Do not return -1 when getrusage fails. Instead, set the rusage to some invalid value. But then we give bogus rusage data to apps in that situation, which is not good.

Proper fix:

It seems wait4 needs to be a syscall, so it can get usage just as the process terminates and before the PID becomes invalid. Alternatively, getrusage on a dead team should be allowed for some (?) time after its death.

comment:3 by korli, 7 years ago

There is a WNOWAIT flag to get the status, but not reap the dead entry. Maybe getrusage() needs to check such dead entries too.

comment:4 by pulkomandy, 7 years ago

I'm not sure this is possible. WNOWAIT still removes the team from the running team list (rightfully so, the team isn't running). What it does is keep it in the local list for the parent team to use wait on.

However, our gtrusage (and wait4) is implemented using get_team_usage_info, which lookups the team by PID in the running team list.

So, the wait_for_child syscall should be extended to return the rusage info (it can extract it before reaping the team).

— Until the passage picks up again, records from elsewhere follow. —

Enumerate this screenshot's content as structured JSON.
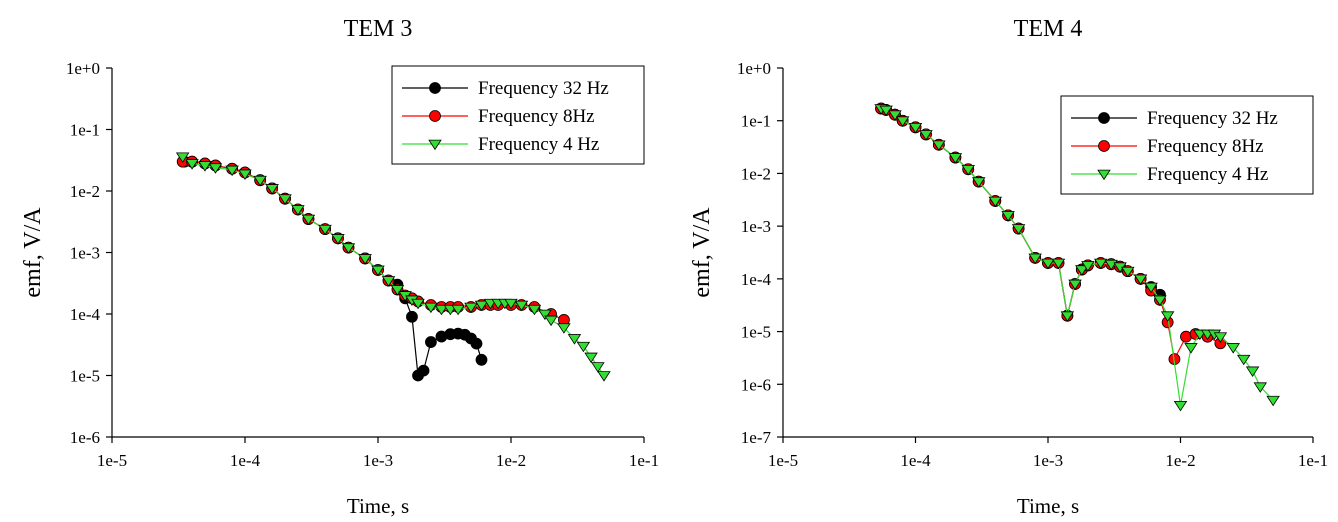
{
  "chart_data": [
    {
      "type": "line",
      "title": "TEM 3",
      "xlabel": "Time, s",
      "ylabel": "emf, V/A",
      "x_scale": "log",
      "y_scale": "log",
      "xlim": [
        1e-05,
        0.1
      ],
      "ylim": [
        1e-06,
        1
      ],
      "x_ticks": [
        "1e-5",
        "1e-4",
        "1e-3",
        "1e-2",
        "1e-1"
      ],
      "y_ticks": [
        "1e+0",
        "1e-1",
        "1e-2",
        "1e-3",
        "1e-4",
        "1e-5",
        "1e-6"
      ],
      "grid": false,
      "legend_position": "top-right",
      "series": [
        {
          "name": "Frequency 32 Hz",
          "color": "#000000",
          "marker": "circle",
          "x": [
            3.5e-05,
            4e-05,
            5e-05,
            6e-05,
            8e-05,
            0.0001,
            0.00013,
            0.00016,
            0.0002,
            0.00025,
            0.0003,
            0.0004,
            0.0005,
            0.0006,
            0.0008,
            0.001,
            0.0012,
            0.0014,
            0.0016,
            0.0018,
            0.002,
            0.0022,
            0.0025,
            0.003,
            0.0035,
            0.004,
            0.0045,
            0.005,
            0.0055,
            0.006
          ],
          "y": [
            0.03,
            0.03,
            0.028,
            0.026,
            0.023,
            0.02,
            0.015,
            0.011,
            0.0075,
            0.005,
            0.0035,
            0.0024,
            0.0017,
            0.0012,
            0.0008,
            0.00052,
            0.00035,
            0.0003,
            0.00018,
            9e-05,
            1e-05,
            1.2e-05,
            3.5e-05,
            4.3e-05,
            4.7e-05,
            4.8e-05,
            4.6e-05,
            4e-05,
            3.3e-05,
            1.8e-05
          ]
        },
        {
          "name": "Frequency 8Hz",
          "color": "#ff0000",
          "marker": "circle",
          "x": [
            3.4e-05,
            4e-05,
            5e-05,
            6e-05,
            8e-05,
            0.0001,
            0.00013,
            0.00016,
            0.0002,
            0.00025,
            0.0003,
            0.0004,
            0.0005,
            0.0006,
            0.0008,
            0.001,
            0.0012,
            0.0014,
            0.0016,
            0.0018,
            0.002,
            0.0025,
            0.003,
            0.0035,
            0.004,
            0.005,
            0.006,
            0.007,
            0.008,
            0.01,
            0.012,
            0.015,
            0.02,
            0.025
          ],
          "y": [
            0.03,
            0.03,
            0.028,
            0.026,
            0.023,
            0.02,
            0.015,
            0.011,
            0.0075,
            0.005,
            0.0035,
            0.0024,
            0.0017,
            0.0012,
            0.0008,
            0.00052,
            0.00035,
            0.00025,
            0.0002,
            0.00018,
            0.00016,
            0.00014,
            0.00013,
            0.00013,
            0.00013,
            0.00013,
            0.00014,
            0.00014,
            0.00014,
            0.00014,
            0.00014,
            0.00013,
            0.0001,
            8e-05
          ]
        },
        {
          "name": "Frequency 4 Hz",
          "color": "#33dd33",
          "marker": "triangle-down",
          "x": [
            3.4e-05,
            4e-05,
            5e-05,
            6e-05,
            8e-05,
            0.0001,
            0.00013,
            0.00016,
            0.0002,
            0.00025,
            0.0003,
            0.0004,
            0.0005,
            0.0006,
            0.0008,
            0.001,
            0.0012,
            0.0014,
            0.0016,
            0.0018,
            0.002,
            0.0025,
            0.003,
            0.0035,
            0.004,
            0.005,
            0.006,
            0.007,
            0.008,
            0.009,
            0.01,
            0.012,
            0.015,
            0.018,
            0.02,
            0.025,
            0.03,
            0.035,
            0.04,
            0.045,
            0.05
          ],
          "y": [
            0.036,
            0.028,
            0.026,
            0.024,
            0.022,
            0.019,
            0.015,
            0.011,
            0.0075,
            0.005,
            0.0035,
            0.0024,
            0.0017,
            0.0012,
            0.0008,
            0.00052,
            0.00035,
            0.00025,
            0.0002,
            0.00017,
            0.00015,
            0.00013,
            0.00012,
            0.00012,
            0.00012,
            0.00013,
            0.00014,
            0.00015,
            0.00015,
            0.00015,
            0.00015,
            0.00014,
            0.00012,
            0.0001,
            8e-05,
            6e-05,
            4e-05,
            3e-05,
            2e-05,
            1.4e-05,
            1e-05
          ]
        }
      ]
    },
    {
      "type": "line",
      "title": "TEM 4",
      "xlabel": "Time, s",
      "ylabel": "emf, V/A",
      "x_scale": "log",
      "y_scale": "log",
      "xlim": [
        1e-05,
        0.1
      ],
      "ylim": [
        1e-07,
        1
      ],
      "x_ticks": [
        "1e-5",
        "1e-4",
        "1e-3",
        "1e-2",
        "1e-1"
      ],
      "y_ticks": [
        "1e+0",
        "1e-1",
        "1e-2",
        "1e-3",
        "1e-4",
        "1e-5",
        "1e-6",
        "1e-7"
      ],
      "grid": false,
      "legend_position": "top-right",
      "series": [
        {
          "name": "Frequency 32 Hz",
          "color": "#000000",
          "marker": "circle",
          "x": [
            5.5e-05,
            6e-05,
            7e-05,
            8e-05,
            0.0001,
            0.00012,
            0.00015,
            0.0002,
            0.00025,
            0.0003,
            0.0004,
            0.0005,
            0.0006,
            0.0008,
            0.001,
            0.0012,
            0.0014,
            0.0016,
            0.0018,
            0.002,
            0.0025,
            0.003,
            0.0035,
            0.004,
            0.005,
            0.006,
            0.007
          ],
          "y": [
            0.17,
            0.16,
            0.13,
            0.1,
            0.075,
            0.055,
            0.035,
            0.02,
            0.012,
            0.007,
            0.003,
            0.0016,
            0.0009,
            0.00025,
            0.0002,
            0.0002,
            2e-05,
            8e-05,
            0.00015,
            0.00018,
            0.0002,
            0.00019,
            0.00017,
            0.00014,
            0.0001,
            7e-05,
            5e-05
          ]
        },
        {
          "name": "Frequency 8Hz",
          "color": "#ff0000",
          "marker": "circle",
          "x": [
            5.5e-05,
            6e-05,
            7e-05,
            8e-05,
            0.0001,
            0.00012,
            0.00015,
            0.0002,
            0.00025,
            0.0003,
            0.0004,
            0.0005,
            0.0006,
            0.0008,
            0.001,
            0.0012,
            0.0014,
            0.0016,
            0.0018,
            0.002,
            0.0025,
            0.003,
            0.0035,
            0.004,
            0.005,
            0.006,
            0.007,
            0.008,
            0.009,
            0.011,
            0.013,
            0.016,
            0.02
          ],
          "y": [
            0.17,
            0.16,
            0.13,
            0.1,
            0.075,
            0.055,
            0.035,
            0.02,
            0.012,
            0.007,
            0.003,
            0.0016,
            0.0009,
            0.00025,
            0.0002,
            0.0002,
            2e-05,
            8e-05,
            0.00015,
            0.00018,
            0.0002,
            0.00019,
            0.00017,
            0.00014,
            0.0001,
            6e-05,
            4e-05,
            1.5e-05,
            3e-06,
            8e-06,
            9e-06,
            8e-06,
            6e-06
          ]
        },
        {
          "name": "Frequency 4 Hz",
          "color": "#33dd33",
          "marker": "triangle-down",
          "x": [
            5.5e-05,
            6e-05,
            7e-05,
            8e-05,
            0.0001,
            0.00012,
            0.00015,
            0.0002,
            0.00025,
            0.0003,
            0.0004,
            0.0005,
            0.0006,
            0.0008,
            0.001,
            0.0012,
            0.0014,
            0.0016,
            0.0018,
            0.002,
            0.0025,
            0.003,
            0.0035,
            0.004,
            0.005,
            0.006,
            0.007,
            0.008,
            0.01,
            0.012,
            0.014,
            0.016,
            0.018,
            0.02,
            0.025,
            0.03,
            0.035,
            0.04,
            0.05
          ],
          "y": [
            0.17,
            0.16,
            0.13,
            0.1,
            0.075,
            0.055,
            0.035,
            0.02,
            0.012,
            0.007,
            0.003,
            0.0016,
            0.0009,
            0.00025,
            0.0002,
            0.0002,
            2e-05,
            8e-05,
            0.00015,
            0.00018,
            0.0002,
            0.00019,
            0.00017,
            0.00014,
            0.0001,
            7e-05,
            4e-05,
            2e-05,
            4e-07,
            5e-06,
            9e-06,
            9e-06,
            9e-06,
            8e-06,
            5e-06,
            3e-06,
            1.8e-06,
            9e-07,
            5e-07
          ]
        }
      ]
    }
  ]
}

Then, wait4 can get it from there.

by korli, 7 years ago

Attachment: wait4.patch added

wait4 patch

comment:5 by korli, 7 years ago

patch: 01

comment:6 by korli, 7 years ago

Here is a patch to retrieve dead team entries usage information. This adds a parameter to the wait_for_child syscall. I extended the test case to show the actual retrieved information.

Please review, maybe there is a better way to implement the feature.

comment:7 by pulkomandy, 7 years ago

Confirmed fixing my problem with boost_build, which works fine with this patch applied.

+1

comment:8 by korli, 7 years ago

Resolution: fixed
Status: newclosed

Applied in hrev51470, thanks!

comment:9 by diver, 7 years ago

I have a suspicion that this commit broke input_server. Both mouse and keyboard stopped working after full sync from hrev51469 to hrev51471.

comment:10 by pulkomandy, 7 years ago

That would be unexpected, as the wait4 function is not used much in Haiku code.

Are you sure it is not #12713 / #12412 or similar?

comment:11 by diver, 7 years ago

Yes, I connected via ssh and input_server is running.

comment:12 by diver, 7 years ago

Hmm, after 7th reboot input_server suddenly works again. Never seen it before on vmware. In any case, sorry for the noise.

Note: See TracTickets for help on using tickets.